Main Backlog

Iteration +1

  • Table Loader: Refactor URL dispatcher, use fsspec

  • Table Loader/Docs: Advertise using OCI image

  • MongoDB: Load table with querying by single object id

  • MongoDB: Multi-phase BulkProcessor batch size adjustments

  • MongoDB: Report byte sizes (cur/avg/total) in progress bar

  • Documentation:

    The procedure employed by CTK uses the catch-all data OBJECT(DYNAMIC) storage strategy, which is sinking the source record/document into a single column in CrateDB.

    The transformation recipe attempts to outline a few features provided by Zyp Transformations, in this case exclusively applying transformations described by expressions written in jqlang.

  • MongoDB/Docs: Describe usage of mongoimport and mongoexport.

    mongoimport --uri 'mongodb+srv://MYUSERNAME:SECRETPASSWORD@mycluster-ABCDE.azure.mongodb.net/test?retryWrites=true&w=majority'
    
  • MongoDB: Convert dates like "date": "Sep 18 2015", see testdrive.city_inspections.

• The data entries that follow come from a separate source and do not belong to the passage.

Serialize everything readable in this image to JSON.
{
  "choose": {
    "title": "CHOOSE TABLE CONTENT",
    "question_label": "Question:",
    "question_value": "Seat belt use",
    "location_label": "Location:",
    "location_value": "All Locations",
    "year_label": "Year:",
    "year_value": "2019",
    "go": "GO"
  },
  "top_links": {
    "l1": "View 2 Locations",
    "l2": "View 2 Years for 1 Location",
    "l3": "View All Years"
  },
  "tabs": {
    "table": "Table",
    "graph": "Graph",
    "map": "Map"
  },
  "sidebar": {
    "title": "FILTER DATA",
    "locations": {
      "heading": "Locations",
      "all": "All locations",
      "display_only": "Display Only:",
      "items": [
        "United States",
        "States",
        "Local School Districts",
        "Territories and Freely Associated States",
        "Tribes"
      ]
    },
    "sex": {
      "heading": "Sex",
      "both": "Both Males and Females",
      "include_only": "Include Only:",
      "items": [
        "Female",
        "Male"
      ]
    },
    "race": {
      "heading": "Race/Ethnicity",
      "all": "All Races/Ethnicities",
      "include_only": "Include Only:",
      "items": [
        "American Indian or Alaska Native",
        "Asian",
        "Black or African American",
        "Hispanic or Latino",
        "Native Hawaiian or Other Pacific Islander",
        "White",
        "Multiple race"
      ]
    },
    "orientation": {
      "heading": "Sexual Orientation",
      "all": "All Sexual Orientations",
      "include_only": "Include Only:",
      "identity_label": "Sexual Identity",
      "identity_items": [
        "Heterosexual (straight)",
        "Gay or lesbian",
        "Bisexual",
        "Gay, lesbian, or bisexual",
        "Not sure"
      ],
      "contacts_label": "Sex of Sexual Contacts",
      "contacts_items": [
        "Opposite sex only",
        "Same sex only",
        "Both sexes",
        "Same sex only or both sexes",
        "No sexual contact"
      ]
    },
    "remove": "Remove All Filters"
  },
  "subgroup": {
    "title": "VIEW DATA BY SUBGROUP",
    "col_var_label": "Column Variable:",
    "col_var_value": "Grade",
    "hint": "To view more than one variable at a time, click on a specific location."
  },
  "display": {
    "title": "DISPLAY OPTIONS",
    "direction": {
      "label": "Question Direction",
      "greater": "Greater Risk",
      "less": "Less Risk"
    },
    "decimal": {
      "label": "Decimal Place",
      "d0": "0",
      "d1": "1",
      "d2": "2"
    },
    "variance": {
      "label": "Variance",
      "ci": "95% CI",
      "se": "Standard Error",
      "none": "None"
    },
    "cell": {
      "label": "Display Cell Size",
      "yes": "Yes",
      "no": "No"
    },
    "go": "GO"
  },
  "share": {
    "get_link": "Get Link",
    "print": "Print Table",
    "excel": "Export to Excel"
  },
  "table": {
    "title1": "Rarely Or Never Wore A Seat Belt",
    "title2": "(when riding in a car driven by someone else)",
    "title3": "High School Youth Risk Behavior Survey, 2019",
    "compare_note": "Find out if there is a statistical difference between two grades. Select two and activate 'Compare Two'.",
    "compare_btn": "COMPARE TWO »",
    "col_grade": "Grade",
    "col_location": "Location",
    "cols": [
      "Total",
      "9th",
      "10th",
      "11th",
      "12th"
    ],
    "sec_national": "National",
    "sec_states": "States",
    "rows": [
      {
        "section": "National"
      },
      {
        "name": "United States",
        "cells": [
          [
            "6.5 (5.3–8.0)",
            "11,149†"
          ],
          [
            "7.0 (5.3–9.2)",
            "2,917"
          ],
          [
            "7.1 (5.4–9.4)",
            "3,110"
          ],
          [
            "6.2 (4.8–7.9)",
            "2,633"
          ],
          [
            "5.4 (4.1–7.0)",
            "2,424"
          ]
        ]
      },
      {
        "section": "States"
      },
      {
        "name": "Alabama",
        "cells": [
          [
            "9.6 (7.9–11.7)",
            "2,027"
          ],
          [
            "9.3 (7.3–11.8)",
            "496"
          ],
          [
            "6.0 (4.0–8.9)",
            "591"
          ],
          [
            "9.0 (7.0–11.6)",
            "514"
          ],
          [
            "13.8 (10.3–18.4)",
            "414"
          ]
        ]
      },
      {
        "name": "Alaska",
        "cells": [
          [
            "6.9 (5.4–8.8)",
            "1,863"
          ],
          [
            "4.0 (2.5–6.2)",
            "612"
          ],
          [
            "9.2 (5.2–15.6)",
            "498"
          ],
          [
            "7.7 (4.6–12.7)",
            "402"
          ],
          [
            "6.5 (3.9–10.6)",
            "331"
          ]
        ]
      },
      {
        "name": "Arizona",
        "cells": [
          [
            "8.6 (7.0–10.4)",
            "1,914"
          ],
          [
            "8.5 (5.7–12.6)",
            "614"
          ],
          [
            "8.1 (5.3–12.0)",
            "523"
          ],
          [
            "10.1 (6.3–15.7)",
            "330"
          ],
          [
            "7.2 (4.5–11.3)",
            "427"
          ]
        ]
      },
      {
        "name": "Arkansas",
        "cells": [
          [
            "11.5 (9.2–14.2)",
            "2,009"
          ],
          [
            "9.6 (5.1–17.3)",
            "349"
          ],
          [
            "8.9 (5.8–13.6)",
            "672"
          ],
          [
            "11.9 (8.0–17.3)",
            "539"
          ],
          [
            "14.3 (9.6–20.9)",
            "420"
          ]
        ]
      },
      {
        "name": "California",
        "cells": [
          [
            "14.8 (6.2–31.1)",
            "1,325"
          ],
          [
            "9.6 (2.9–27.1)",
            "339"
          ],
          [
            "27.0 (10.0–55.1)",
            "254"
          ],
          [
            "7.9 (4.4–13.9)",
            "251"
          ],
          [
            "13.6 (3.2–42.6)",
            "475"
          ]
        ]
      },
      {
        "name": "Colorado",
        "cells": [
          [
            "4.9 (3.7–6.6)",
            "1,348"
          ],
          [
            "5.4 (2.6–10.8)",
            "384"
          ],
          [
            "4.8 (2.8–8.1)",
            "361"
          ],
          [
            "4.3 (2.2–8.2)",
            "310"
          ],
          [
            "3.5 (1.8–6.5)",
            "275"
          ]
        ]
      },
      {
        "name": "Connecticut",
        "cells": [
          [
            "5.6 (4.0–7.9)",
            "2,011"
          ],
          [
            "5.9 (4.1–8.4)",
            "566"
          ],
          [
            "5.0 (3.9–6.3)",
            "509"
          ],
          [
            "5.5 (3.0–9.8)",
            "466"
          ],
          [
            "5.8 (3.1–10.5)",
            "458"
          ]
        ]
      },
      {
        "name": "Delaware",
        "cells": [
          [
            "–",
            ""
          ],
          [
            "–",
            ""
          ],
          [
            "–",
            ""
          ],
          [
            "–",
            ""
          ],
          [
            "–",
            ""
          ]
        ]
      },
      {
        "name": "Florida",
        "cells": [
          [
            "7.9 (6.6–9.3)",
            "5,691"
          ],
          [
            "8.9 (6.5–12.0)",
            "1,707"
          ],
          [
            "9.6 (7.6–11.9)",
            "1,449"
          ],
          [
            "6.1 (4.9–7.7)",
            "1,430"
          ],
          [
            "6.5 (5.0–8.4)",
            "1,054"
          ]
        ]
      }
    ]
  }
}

  • Table Loader: Propagate offset/limit to progress bar

  • Multi-file import from Tar files? https://github.com/crate/crate/issues/17770

Iteration +2

  • Address fix_job_info_table_name

  • Add more items about ctk load table to examples/ folder

    • Python, Bash

  • Cloud: Parallelize import jobs?

  • Bug: Use CRATEDB_USERNAME=admin from cluster-info

  • Cloud: Tests for uploading a local file

  • Cloud: Use .ini file and keyring for storing CrateDB Cloud Cluster ID and credentials

  • Cloud: List RUNNING/FAILED/SUCCEEDED jobs

  • Cloud: Sanitize file name yc.2019.07-tiny.parquet to be accepted as table name

  • ctk load table: Accept offset/limit and start/stop options

  • UX: Unlock testdata:// data sources from influxio

  • UX: No stack traces when cratedb_toolkit.util.croud.CroudException: 401 - Unauthorized

  • UX: Explain cratedb_toolkit.util.croud.CroudException: Another cluster operation is currently in progress, please try again later.

  • UX: Explain cratedb_toolkit.util.croud.CroudException: Resource not found. when accessing unknown cluster id.

  • UX: Make ctk list-jobs respect "status": "SUCCEEDED" etc.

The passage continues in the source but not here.